Monday, November 7, 2011

Washington Post is catching up with me. First on the WW3 Issue.

This video was just released on Washington Post online . This Video below was floating on YOUTUBE since September 23,2011. Meanwhile people are shouting Israel is going to start WW3 . Israel is going to do the job this Muslim President Obama wont do . That is to save the lives of millions of Americans and Europeans. If the Muslims want to kill themselves and their children in a nuclear blast they should do it to themselves , But the West loves their children. That life is worth saving. Muslims go kill your children while you wrap yourselves in your own hate. Blow yourselves up. But do it in your own land and in your own homes and Mosques.

Vote for Leah Lax in the Primary . Send donations to www.LeahLax.com.

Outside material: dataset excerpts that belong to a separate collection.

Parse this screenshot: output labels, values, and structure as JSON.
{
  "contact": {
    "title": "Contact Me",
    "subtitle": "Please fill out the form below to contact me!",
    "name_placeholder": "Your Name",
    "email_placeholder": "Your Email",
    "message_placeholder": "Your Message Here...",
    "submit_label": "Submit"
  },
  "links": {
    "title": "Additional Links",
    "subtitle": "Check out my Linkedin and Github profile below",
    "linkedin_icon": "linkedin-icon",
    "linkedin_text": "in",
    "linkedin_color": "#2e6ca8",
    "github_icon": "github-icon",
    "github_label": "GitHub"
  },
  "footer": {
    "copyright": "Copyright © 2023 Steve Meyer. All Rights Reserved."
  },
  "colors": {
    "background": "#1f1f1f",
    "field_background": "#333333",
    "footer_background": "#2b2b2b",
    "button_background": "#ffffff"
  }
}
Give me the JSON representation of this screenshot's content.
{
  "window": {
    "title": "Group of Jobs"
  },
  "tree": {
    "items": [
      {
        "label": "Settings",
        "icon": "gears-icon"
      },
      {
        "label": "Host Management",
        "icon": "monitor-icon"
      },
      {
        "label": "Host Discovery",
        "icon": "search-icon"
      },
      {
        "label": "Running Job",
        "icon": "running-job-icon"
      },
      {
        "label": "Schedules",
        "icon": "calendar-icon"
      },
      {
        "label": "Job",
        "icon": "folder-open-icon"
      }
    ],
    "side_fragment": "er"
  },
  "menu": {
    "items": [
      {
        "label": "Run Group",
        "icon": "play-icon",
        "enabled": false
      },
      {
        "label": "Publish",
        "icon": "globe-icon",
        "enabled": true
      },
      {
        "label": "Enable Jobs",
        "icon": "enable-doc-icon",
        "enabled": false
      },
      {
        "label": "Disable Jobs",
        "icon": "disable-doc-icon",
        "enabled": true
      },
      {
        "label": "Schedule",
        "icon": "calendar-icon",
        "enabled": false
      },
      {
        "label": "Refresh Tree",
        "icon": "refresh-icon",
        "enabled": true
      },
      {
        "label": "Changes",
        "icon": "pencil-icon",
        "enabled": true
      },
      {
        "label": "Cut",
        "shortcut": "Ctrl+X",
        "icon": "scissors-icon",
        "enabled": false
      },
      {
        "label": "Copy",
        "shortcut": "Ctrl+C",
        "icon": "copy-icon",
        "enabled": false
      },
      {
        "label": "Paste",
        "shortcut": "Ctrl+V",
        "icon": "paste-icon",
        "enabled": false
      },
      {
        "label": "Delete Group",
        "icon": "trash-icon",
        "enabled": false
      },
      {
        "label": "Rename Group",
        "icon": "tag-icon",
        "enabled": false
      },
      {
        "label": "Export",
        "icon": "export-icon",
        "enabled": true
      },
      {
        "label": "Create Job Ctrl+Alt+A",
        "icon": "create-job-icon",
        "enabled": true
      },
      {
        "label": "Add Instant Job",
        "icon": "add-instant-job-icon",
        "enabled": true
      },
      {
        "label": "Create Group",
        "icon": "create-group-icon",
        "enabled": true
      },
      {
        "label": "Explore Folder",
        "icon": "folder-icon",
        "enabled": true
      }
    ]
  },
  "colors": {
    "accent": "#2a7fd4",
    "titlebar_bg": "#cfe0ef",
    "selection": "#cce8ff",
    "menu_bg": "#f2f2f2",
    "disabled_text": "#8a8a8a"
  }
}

We need to protect Americans who live in the modern world not the world of suicide bombers.





Iran's President Mahmoud Ahmadinejad said in September that Iran is talking to Russia about building additional nuclear power reactors. (Sept. 23, 2011)


IAEA says foreign expertise has brought Iran to threshold of nuclear capability

http://www.washingtonpost.com/world/national-security/iaea-says-foreign-expertise-has-brought-iran-to-threshold-of-nuclear-capability/2011/11/05/gIQAc6hjtM_story.html?icid=maing-grid10%7Chtmlws-main-bb%7Cdl5%7Csec1_lnk2%7C110484
Intelligence provided to U.N. nuclear officials shows that Iran’s government has mastered the critical steps needed to build a nuclear weapon, receiving assistance from foreign scientists to overcome key technical hurdles, according to Western diplomats and nuclear experts briefed on the findings.
Documents and other records provide new details on the role played by a former Soviet weapons scientist who allegedly tutored Iranians over several years on building high-precision detonators of the kind used to trigger a nuclear chain reaction, the officials and experts said. Crucial technology linked to experts in Pakistan and North Korea also helped propel Iran to the threshold of nuclear capability, they added.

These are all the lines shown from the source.